Twice he funked it. The first time because Barbara was in one of her nicer moods and he couldn’t bear to hurt her; the second because she was cheerfully hostile and he didn’t want her to think he was merely telling her about Ann in revenge. He wanted the announcement to be unequivocal.

In the end, he could only do it the cowardly way: he stayed a whole night with Ann. It wasn’t planned, but they fell asleep after making love, and when Ann roused him with a panicky slap he suddenly thought, Why should I? Why should I drive back through the cold just to lie next to a wife I don’t love? So instead, he turned over, and let morally neutral sleep force his declaration.

By the time he got home Alice would normally have left for school; but she was still there.

‘Daddy, I can go to school today, can’t I?’

Graham hated moments like this.

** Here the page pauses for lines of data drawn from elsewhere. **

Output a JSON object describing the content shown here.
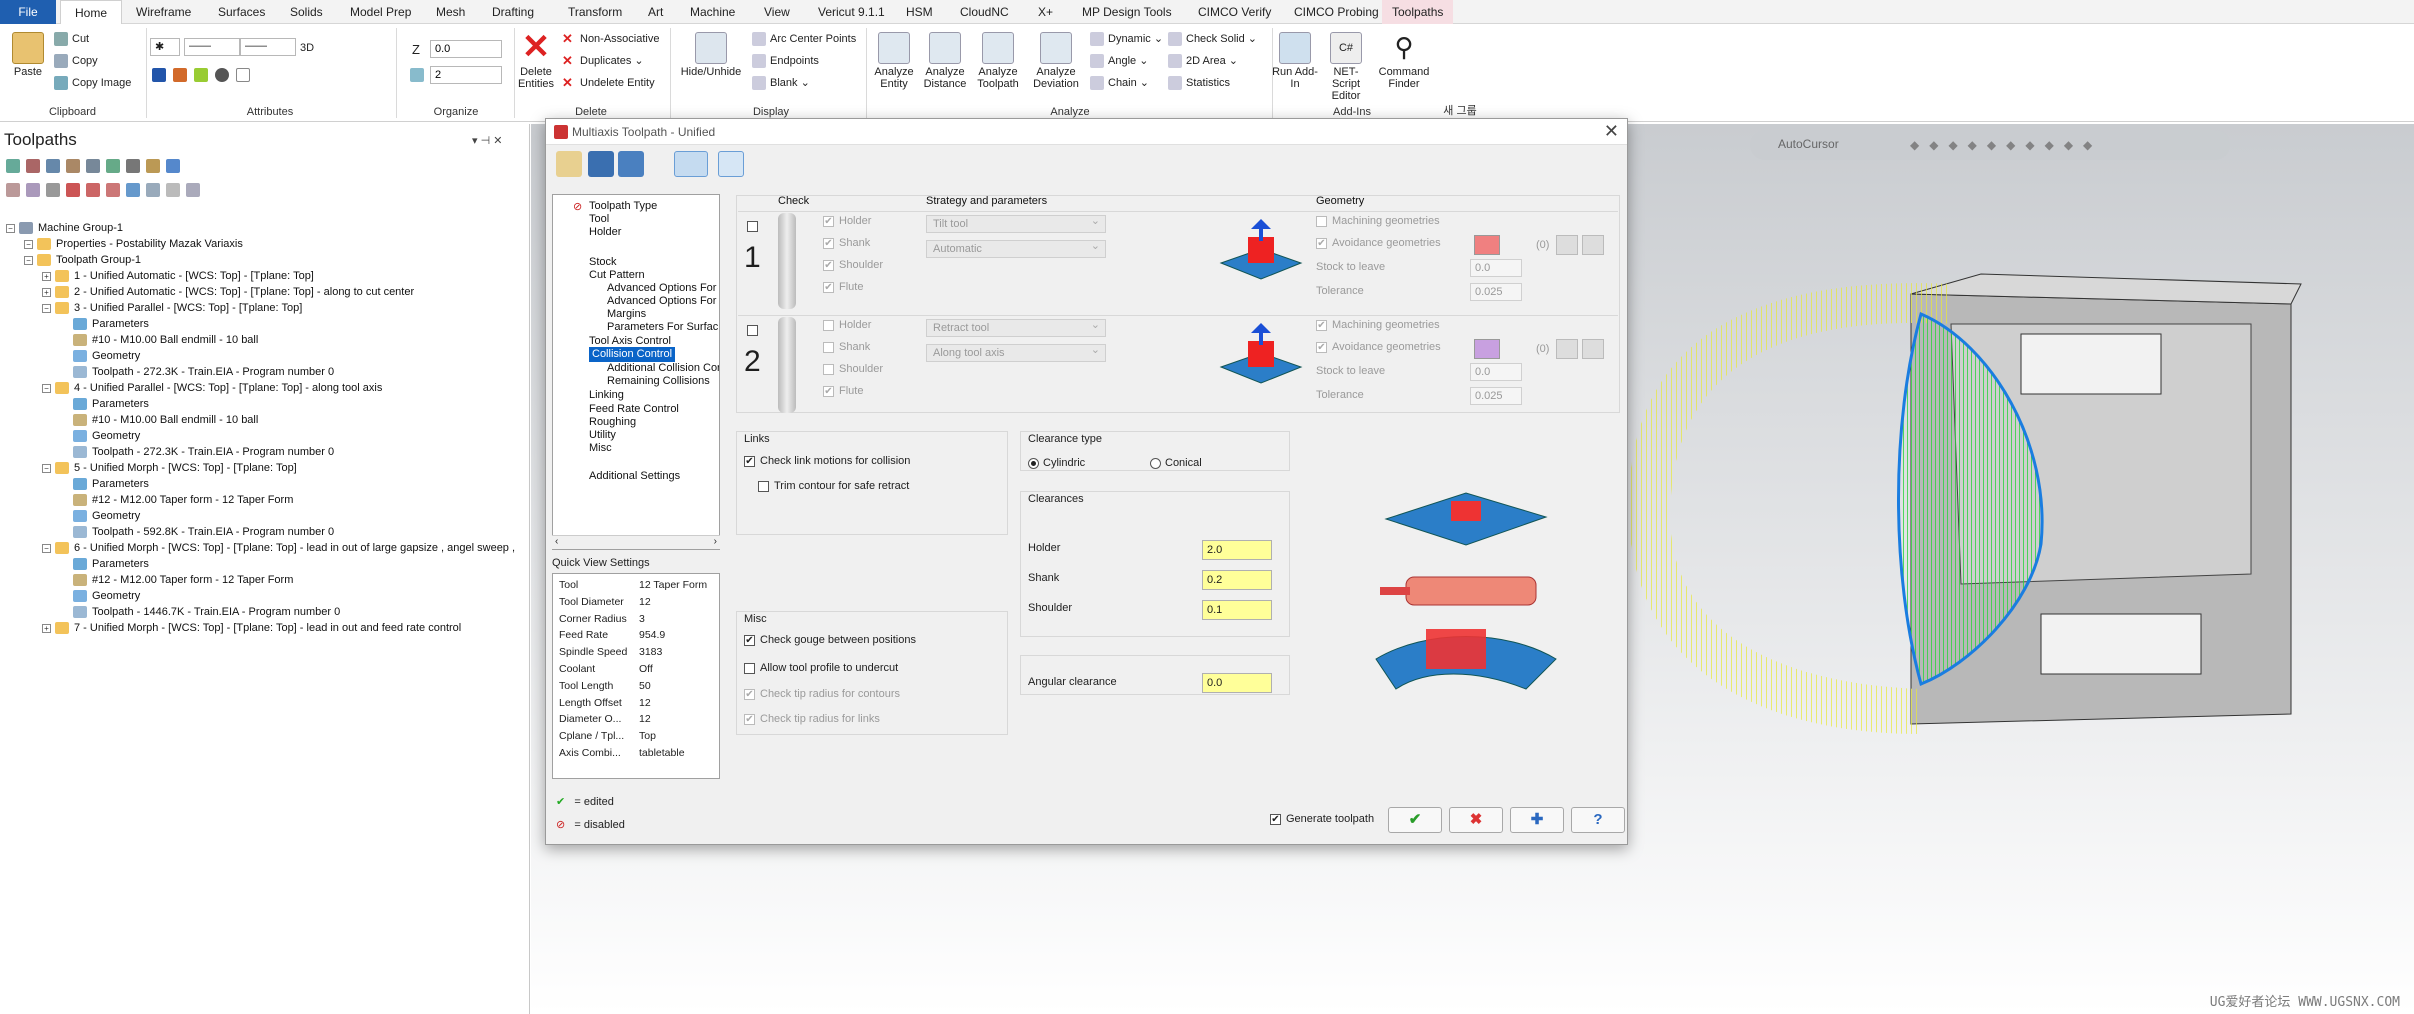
{
  "menu_tabs": [
    "File",
    "Home",
    "Wireframe",
    "Surfaces",
    "Solids",
    "Model Prep",
    "Mesh",
    "Drafting",
    "Transform",
    "Art",
    "Machine",
    "View",
    "Vericut 9.1.1",
    "HSM",
    "CloudNC",
    "X+",
    "MP Design Tools",
    "CIMCO Verify",
    "CIMCO Probing",
    "Toolpaths"
  ],
  "ribbon": {
    "clipboard": {
      "paste": "Paste",
      "cut": "Cut",
      "copy": "Copy",
      "copy_image": "Copy Image",
      "label": "Clipboard"
    },
    "attributes": {
      "label": "Attributes",
      "threed": "3D"
    },
    "organize": {
      "label": "Organize",
      "z_label": "Z",
      "z_value": "0.0",
      "level_value": "2"
    },
    "delete": {
      "delete_entities": "Delete Entities",
      "non_associative": "Non-Associative",
      "duplicates": "Duplicates",
      "undelete_entity": "Undelete Entity",
      "label": "Delete"
    },
    "display": {
      "hide_unhide": "Hide/Unhide",
      "arc_center_points": "Arc Center Points",
      "endpoints": "Endpoints",
      "blank": "Blank",
      "label": "Display"
    },
    "analyze": {
      "analyze_entity": "Analyze Entity",
      "analyze_distance": "Analyze Distance",
      "analyze_toolpath": "Analyze Toolpath",
      "analyze_deviation": "Analyze Deviation",
      "dynamic": "Dynamic",
      "angle": "Angle",
      "chain": "Chain",
      "check_solid": "Check Solid",
      "area_2d": "2D Area",
      "statistics": "Statistics",
      "label": "Analyze"
    },
    "addins": {
      "run_addin": "Run Add-In",
      "net_script": "NET-Script Editor",
      "command_finder": "Command Finder",
      "label": "Add-Ins",
      "extra": "새 그룹"
    }
  },
  "left_panel": {
    "title": "Toolpaths",
    "tree": [
      {
        "text": "Machine Group-1",
        "indent": 0
      },
      {
        "text": "Properties - Postability Mazak Variaxis",
        "indent": 1
      },
      {
        "text": "Toolpath Group-1",
        "indent": 1
      },
      {
        "text": "1 - Unified Automatic - [WCS: Top] - [Tplane: Top]",
        "indent": 2
      },
      {
        "text": "2 - Unified Automatic - [WCS: Top] - [Tplane: Top] - along to cut center",
        "indent": 2
      },
      {
        "text": "3 - Unified Parallel - [WCS: Top] - [Tplane: Top]",
        "indent": 2
      },
      {
        "text": "Parameters",
        "indent": 3
      },
      {
        "text": "#10 - M10.00 Ball endmill - 10 ball",
        "indent": 3
      },
      {
        "text": "Geometry",
        "indent": 3
      },
      {
        "text": "Toolpath - 272.3K - Train.EIA - Program number 0",
        "indent": 3
      },
      {
        "text": "4 - Unified Parallel - [WCS: Top] - [Tplane: Top] - along tool axis",
        "indent": 2
      },
      {
        "text": "Parameters",
        "indent": 3
      },
      {
        "text": "#10 - M10.00 Ball endmill - 10 ball",
        "indent": 3
      },
      {
        "text": "Geometry",
        "indent": 3
      },
      {
        "text": "Toolpath - 272.3K - Train.EIA - Program number 0",
        "indent": 3
      },
      {
        "text": "5 - Unified Morph - [WCS: Top] - [Tplane: Top]",
        "indent": 2
      },
      {
        "text": "Parameters",
        "indent": 3
      },
      {
        "text": "#12 - M12.00 Taper form - 12 Taper Form",
        "indent": 3
      },
      {
        "text": "Geometry",
        "indent": 3
      },
      {
        "text": "Toolpath - 592.8K - Train.EIA - Program number 0",
        "indent": 3
      },
      {
        "text": "6 - Unified Morph - [WCS: Top] - [Tplane: Top] - lead in out of large gapsize , angel sweep ,",
        "indent": 2
      },
      {
        "text": "Parameters",
        "indent": 3
      },
      {
        "text": "#12 - M12.00 Taper form - 12 Taper Form",
        "indent": 3
      },
      {
        "text": "Geometry",
        "indent": 3
      },
      {
        "text": "Toolpath - 1446.7K - Train.EIA - Program number 0",
        "indent": 3
      },
      {
        "text": "7 - Unified Morph - [WCS: Top] - [Tplane: Top] - lead in out and feed rate control",
        "indent": 2
      }
    ]
  },
  "viewport": {
    "autocursor": "AutoCursor"
  },
  "dialog": {
    "title": "Multiaxis Toolpath - Unified",
    "nav": [
      {
        "text": "Toolpath Type",
        "indent": 1
      },
      {
        "text": "Tool",
        "indent": 1
      },
      {
        "text": "Holder",
        "indent": 1
      },
      {
        "text": "Stock",
        "indent": 1
      },
      {
        "text": "Cut Pattern",
        "indent": 1
      },
      {
        "text": "Advanced Options For",
        "indent": 2
      },
      {
        "text": "Advanced Options For",
        "indent": 2
      },
      {
        "text": "Margins",
        "indent": 2
      },
      {
        "text": "Parameters For Surfac",
        "indent": 2
      },
      {
        "text": "Tool Axis Control",
        "indent": 1
      },
      {
        "text": "Collision Control",
        "indent": 1
      },
      {
        "text": "Additional Collision Cor",
        "indent": 2
      },
      {
        "text": "Remaining Collisions",
        "indent": 2
      },
      {
        "text": "Linking",
        "indent": 1
      },
      {
        "text": "Feed Rate Control",
        "indent": 1
      },
      {
        "text": "Roughing",
        "indent": 1
      },
      {
        "text": "Utility",
        "indent": 1
      },
      {
        "text": "Misc",
        "indent": 1
      },
      {
        "text": "Additional Settings",
        "indent": 1
      }
    ],
    "quick_view_title": "Quick View Settings",
    "quick_view": [
      {
        "k": "Tool",
        "v": "12 Taper Form"
      },
      {
        "k": "Tool Diameter",
        "v": "12"
      },
      {
        "k": "Corner Radius",
        "v": "3"
      },
      {
        "k": "Feed Rate",
        "v": "954.9"
      },
      {
        "k": "Spindle Speed",
        "v": "3183"
      },
      {
        "k": "Coolant",
        "v": "Off"
      },
      {
        "k": "Tool Length",
        "v": "50"
      },
      {
        "k": "Length Offset",
        "v": "12"
      },
      {
        "k": "Diameter O...",
        "v": "12"
      },
      {
        "k": "Cplane / Tpl...",
        "v": "Top"
      },
      {
        "k": "Axis Combi...",
        "v": "tabletable"
      }
    ],
    "legend_edited": "= edited",
    "legend_disabled": "= disabled",
    "headers": {
      "check": "Check",
      "strategy": "Strategy and parameters",
      "geometry": "Geometry"
    },
    "rows": [
      {
        "num": "1",
        "checks": [
          "Holder",
          "Shank",
          "Shoulder",
          "Flute"
        ],
        "strategy": "Tilt tool",
        "param": "Automatic",
        "machining_geom": "Machining geometries",
        "avoidance_geom": "Avoidance geometries",
        "count": "(0)",
        "stock_label": "Stock to leave",
        "stock": "0.0",
        "tol_label": "Tolerance",
        "tol": "0.025",
        "swatch": "#f08080"
      },
      {
        "num": "2",
        "checks": [
          "Holder",
          "Shank",
          "Shoulder",
          "Flute"
        ],
        "strategy": "Retract tool",
        "param": "Along tool axis",
        "machining_geom": "Machining geometries",
        "avoidance_geom": "Avoidance geometries",
        "count": "(0)",
        "stock_label": "Stock to leave",
        "stock": "0.0",
        "tol_label": "Tolerance",
        "tol": "0.025",
        "swatch": "#c8a0e0"
      }
    ],
    "links": {
      "title": "Links",
      "check_link": "Check link motions for collision",
      "trim": "Trim contour for safe retract"
    },
    "misc": {
      "title": "Misc",
      "gouge": "Check gouge between positions",
      "undercut": "Allow tool profile to undercut",
      "tip_contours": "Check tip radius for contours",
      "tip_links": "Check tip radius for links"
    },
    "clearance_type": {
      "title": "Clearance type",
      "cylindric": "Cylindric",
      "conical": "Conical"
    },
    "clearances": {
      "title": "Clearances",
      "holder_label": "Holder",
      "holder": "2.0",
      "shank_label": "Shank",
      "shank": "0.2",
      "shoulder_label": "Shoulder",
      "shoulder": "0.1"
    },
    "angular": {
      "label": "Angular clearance",
      "value": "0.0"
    },
    "generate": "Generate toolpath",
    "buttons": {
      "ok": "✔",
      "cancel": "✖",
      "add": "✚",
      "help": "?"
    }
  },
  "watermark": "UG爱好者论坛 WWW.UGSNX.COM",
  "colors": {
    "file_tab": "#1f5fb0",
    "select": "#0a64c8",
    "yellow_field": "#ffff99",
    "toolpath_yellow": "#e8e838",
    "toolpath_green": "#33cc33"
  }
}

He turned towards Barbara, conscious that he would never again look at her in quite the same way, unchanging and unchangeable though
she appeared: the short dark curls, the pouchily pretty face, the turquoise eyeliner. She was giving nothing away, and stared at him as expressionlessly as if he were a television newsreader.

‘Urn.’ He looked again at Barbara; still no help. ‘Um, I don’t see why not.’

‘We’ve got a history test today, Daddy.’

‘Then you must go.’

Alice’s answering smile never reached completion.

‘Must?
Must
? What right have you to go about issuing
musts
? Come on, you tell me what right.’ Barbara’s anger turned a round face long, and soft features angular.

Graham hated moments like this even more. He was incompetent at arguing with Barbara; she always operated on such fearlessly non-academic principles. With his students he could argue quite well: calmly, logically, on a basis of agreed facts. At home, there was no such basis; you never seemed to start the discussion (or rather, the system of one-way reprimands) at the beginning, but splashed in at the middle; while the accusations he had to counter were a home weave of hypothesis, assertion, fantasy and malice. Worse still was the relentless emotional overlay to the argument: the threatened price of victory might be clattering hatred, haughty silence, or a meat cleaver in the back of the head.